Aged wine
The rich history of wine has gotten richer with the discovery of the first grape fossils in the western hemisphere.
Scientists from The Field Museum in Chicago, USA found grape seeds belonging to nine new species of the fruit in Colombia, Panama and Peru that date back 19 million to 60 million years ago, Fox News reports.
The oldest of the seeds gave rise to commercial grapes used for making wine, said Dr. Monica Carvalho, an assistant curator at the University of Michigan’s Museum of Paleontology and co-author of the study on the discovery, according to Fox News.
Meanwhile, the oldest wine was the contents of a bottle found in 1867. The still unopened bottle discovered in Speyer, Germany has been dated between 325 and 350 AD which meant it was 1,700 years old, CNN reports.
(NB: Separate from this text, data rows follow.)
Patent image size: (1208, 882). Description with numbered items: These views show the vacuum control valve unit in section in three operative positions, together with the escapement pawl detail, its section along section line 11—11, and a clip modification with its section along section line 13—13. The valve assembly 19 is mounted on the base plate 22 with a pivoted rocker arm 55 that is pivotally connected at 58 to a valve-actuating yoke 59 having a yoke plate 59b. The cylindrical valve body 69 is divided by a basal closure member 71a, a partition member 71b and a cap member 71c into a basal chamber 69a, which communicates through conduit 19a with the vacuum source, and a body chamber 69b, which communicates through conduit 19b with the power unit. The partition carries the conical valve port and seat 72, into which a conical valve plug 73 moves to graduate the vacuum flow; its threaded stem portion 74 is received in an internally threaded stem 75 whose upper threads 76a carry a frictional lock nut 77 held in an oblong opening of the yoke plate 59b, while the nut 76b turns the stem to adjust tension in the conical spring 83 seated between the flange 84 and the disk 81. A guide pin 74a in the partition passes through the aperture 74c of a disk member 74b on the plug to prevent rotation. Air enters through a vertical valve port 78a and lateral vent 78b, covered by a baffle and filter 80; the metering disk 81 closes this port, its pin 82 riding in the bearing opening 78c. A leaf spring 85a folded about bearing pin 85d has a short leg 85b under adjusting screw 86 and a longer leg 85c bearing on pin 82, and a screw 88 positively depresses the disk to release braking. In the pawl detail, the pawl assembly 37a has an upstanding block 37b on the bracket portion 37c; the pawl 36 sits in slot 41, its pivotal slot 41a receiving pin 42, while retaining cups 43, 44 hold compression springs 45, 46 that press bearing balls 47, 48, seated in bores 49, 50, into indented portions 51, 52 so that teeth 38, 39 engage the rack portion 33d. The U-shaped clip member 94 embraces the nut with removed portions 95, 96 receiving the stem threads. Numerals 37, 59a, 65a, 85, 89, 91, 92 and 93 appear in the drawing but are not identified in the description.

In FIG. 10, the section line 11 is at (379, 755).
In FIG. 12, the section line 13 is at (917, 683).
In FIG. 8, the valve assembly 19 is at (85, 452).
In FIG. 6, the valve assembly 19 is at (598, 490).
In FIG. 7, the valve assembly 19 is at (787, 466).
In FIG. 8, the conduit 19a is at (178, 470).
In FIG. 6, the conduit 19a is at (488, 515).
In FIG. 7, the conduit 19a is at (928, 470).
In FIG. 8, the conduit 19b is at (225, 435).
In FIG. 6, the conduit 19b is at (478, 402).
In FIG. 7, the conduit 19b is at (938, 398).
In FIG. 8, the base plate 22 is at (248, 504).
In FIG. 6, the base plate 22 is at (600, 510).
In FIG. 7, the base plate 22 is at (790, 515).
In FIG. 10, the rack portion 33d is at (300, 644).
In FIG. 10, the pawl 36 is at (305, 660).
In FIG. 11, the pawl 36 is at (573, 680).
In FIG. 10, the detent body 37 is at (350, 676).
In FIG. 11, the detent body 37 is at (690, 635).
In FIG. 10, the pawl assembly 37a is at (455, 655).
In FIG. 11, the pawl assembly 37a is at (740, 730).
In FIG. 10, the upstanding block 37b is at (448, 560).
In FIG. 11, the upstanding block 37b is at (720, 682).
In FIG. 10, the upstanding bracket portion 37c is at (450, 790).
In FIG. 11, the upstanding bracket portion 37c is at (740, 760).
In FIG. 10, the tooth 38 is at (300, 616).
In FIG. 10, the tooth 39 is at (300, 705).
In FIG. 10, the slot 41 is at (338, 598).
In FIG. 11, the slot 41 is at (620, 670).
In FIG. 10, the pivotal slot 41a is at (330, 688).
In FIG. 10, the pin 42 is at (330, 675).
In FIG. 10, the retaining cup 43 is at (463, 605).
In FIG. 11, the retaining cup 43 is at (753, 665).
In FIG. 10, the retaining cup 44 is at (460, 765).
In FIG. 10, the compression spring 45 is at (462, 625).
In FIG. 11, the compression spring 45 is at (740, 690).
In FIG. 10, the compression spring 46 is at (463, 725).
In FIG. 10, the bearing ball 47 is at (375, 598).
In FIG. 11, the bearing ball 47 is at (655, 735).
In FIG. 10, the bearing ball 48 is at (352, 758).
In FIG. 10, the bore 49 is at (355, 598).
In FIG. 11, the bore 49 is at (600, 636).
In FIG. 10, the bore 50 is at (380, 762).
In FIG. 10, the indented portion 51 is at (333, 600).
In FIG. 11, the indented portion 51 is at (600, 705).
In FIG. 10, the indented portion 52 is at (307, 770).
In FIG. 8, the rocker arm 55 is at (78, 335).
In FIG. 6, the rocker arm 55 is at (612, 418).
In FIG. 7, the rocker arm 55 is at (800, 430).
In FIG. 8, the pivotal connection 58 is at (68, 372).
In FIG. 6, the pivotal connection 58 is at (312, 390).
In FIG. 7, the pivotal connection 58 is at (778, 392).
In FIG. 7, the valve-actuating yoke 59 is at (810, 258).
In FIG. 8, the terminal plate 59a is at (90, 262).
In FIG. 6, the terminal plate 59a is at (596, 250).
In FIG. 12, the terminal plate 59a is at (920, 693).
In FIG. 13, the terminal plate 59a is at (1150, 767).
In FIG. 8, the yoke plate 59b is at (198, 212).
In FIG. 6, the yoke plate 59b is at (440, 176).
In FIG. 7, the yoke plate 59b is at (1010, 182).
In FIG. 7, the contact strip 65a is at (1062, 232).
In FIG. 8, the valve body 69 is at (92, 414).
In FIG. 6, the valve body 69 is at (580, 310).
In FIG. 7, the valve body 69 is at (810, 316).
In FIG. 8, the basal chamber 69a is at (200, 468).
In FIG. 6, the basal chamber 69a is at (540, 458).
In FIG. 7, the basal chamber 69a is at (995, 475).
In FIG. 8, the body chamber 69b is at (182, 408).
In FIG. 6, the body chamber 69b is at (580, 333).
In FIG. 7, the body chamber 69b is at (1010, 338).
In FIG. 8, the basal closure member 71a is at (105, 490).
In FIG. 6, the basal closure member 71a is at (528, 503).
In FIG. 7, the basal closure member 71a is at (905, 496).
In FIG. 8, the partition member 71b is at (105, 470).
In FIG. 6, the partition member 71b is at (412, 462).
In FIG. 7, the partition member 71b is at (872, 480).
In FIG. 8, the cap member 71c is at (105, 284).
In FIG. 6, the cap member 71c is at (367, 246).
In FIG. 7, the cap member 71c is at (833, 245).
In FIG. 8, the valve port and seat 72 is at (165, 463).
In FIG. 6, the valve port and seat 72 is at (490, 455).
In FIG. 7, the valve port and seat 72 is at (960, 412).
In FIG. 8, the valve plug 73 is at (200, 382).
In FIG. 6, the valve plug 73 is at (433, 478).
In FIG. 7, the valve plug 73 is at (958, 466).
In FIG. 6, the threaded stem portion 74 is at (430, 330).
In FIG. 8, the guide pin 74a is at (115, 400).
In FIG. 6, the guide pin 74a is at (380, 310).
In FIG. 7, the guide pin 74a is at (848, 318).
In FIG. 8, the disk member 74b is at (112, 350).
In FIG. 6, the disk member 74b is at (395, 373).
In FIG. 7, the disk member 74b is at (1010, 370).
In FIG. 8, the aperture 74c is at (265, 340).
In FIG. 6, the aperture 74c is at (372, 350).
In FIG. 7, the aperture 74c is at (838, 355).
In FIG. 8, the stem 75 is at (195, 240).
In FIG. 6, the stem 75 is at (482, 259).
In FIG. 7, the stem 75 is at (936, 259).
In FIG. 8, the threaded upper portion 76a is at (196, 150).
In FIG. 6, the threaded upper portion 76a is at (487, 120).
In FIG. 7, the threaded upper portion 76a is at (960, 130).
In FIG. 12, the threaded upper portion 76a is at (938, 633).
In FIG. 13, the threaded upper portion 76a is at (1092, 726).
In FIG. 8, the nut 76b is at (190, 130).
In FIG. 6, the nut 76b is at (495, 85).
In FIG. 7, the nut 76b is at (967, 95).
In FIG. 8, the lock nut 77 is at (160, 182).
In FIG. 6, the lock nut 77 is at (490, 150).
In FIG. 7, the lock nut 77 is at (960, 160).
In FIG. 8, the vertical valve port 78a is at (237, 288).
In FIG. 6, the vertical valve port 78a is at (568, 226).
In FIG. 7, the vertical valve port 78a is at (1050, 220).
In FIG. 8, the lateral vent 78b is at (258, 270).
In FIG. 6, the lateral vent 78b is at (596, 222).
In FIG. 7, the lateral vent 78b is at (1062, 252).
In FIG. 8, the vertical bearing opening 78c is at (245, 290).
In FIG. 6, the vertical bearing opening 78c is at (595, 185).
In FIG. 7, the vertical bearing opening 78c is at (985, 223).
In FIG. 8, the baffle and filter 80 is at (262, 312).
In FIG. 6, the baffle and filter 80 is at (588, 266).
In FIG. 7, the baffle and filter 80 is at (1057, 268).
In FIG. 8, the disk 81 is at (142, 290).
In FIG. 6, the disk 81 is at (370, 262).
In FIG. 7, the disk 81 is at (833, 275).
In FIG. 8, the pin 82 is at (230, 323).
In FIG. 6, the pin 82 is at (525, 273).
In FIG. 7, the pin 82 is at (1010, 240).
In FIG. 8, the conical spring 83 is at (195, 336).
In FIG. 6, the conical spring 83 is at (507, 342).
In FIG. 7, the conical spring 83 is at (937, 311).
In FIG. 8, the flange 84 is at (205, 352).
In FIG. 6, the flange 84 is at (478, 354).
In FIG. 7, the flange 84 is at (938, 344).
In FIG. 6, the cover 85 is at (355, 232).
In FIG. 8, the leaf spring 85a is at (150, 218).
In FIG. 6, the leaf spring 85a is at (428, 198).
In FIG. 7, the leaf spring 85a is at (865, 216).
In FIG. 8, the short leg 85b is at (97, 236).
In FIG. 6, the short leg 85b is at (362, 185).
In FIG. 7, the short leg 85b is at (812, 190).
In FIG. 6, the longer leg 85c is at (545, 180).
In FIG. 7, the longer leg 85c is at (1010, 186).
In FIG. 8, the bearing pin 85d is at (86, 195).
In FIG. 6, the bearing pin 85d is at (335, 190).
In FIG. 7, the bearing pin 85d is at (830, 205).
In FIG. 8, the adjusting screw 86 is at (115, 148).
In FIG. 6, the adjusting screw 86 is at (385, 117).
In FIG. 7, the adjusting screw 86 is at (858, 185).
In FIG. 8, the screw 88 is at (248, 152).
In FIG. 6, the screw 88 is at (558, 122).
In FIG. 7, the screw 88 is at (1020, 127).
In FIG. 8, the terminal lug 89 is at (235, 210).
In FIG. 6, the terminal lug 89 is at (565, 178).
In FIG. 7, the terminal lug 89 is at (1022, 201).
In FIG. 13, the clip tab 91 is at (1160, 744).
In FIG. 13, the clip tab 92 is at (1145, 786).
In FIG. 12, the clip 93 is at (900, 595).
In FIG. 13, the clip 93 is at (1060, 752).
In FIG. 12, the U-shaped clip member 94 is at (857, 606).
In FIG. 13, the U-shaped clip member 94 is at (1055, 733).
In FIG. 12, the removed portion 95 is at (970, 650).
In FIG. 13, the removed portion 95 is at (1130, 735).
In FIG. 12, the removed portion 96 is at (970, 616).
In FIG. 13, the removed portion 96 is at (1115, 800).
In 2019, another old wine was found in the southern Spanish town of Carmona. Scientists from the University of Cordoba released a study confirming that it is the oldest liquid wine at 2,000 years old. The study was pubished last month.
Both wines were found in Roman tombs. The bottled one was with nine others that were broken and inside the sarcophagus of a man. The tomb’s other sarcophagus containing a woman’s remains also had six bottles of wine, all broken.
Meanwhile, the Spanish wine was found by workers renovating a home. It was inside an urn containing cremated remains and burned ivory thought to come from a funeral pyre, study lead author José Rafael Ruiz Arrebola, a professor of organic chemistry at the university, said, according to CNN.
The urn had around 4.5 liters of reddish liquid that used to be white wine.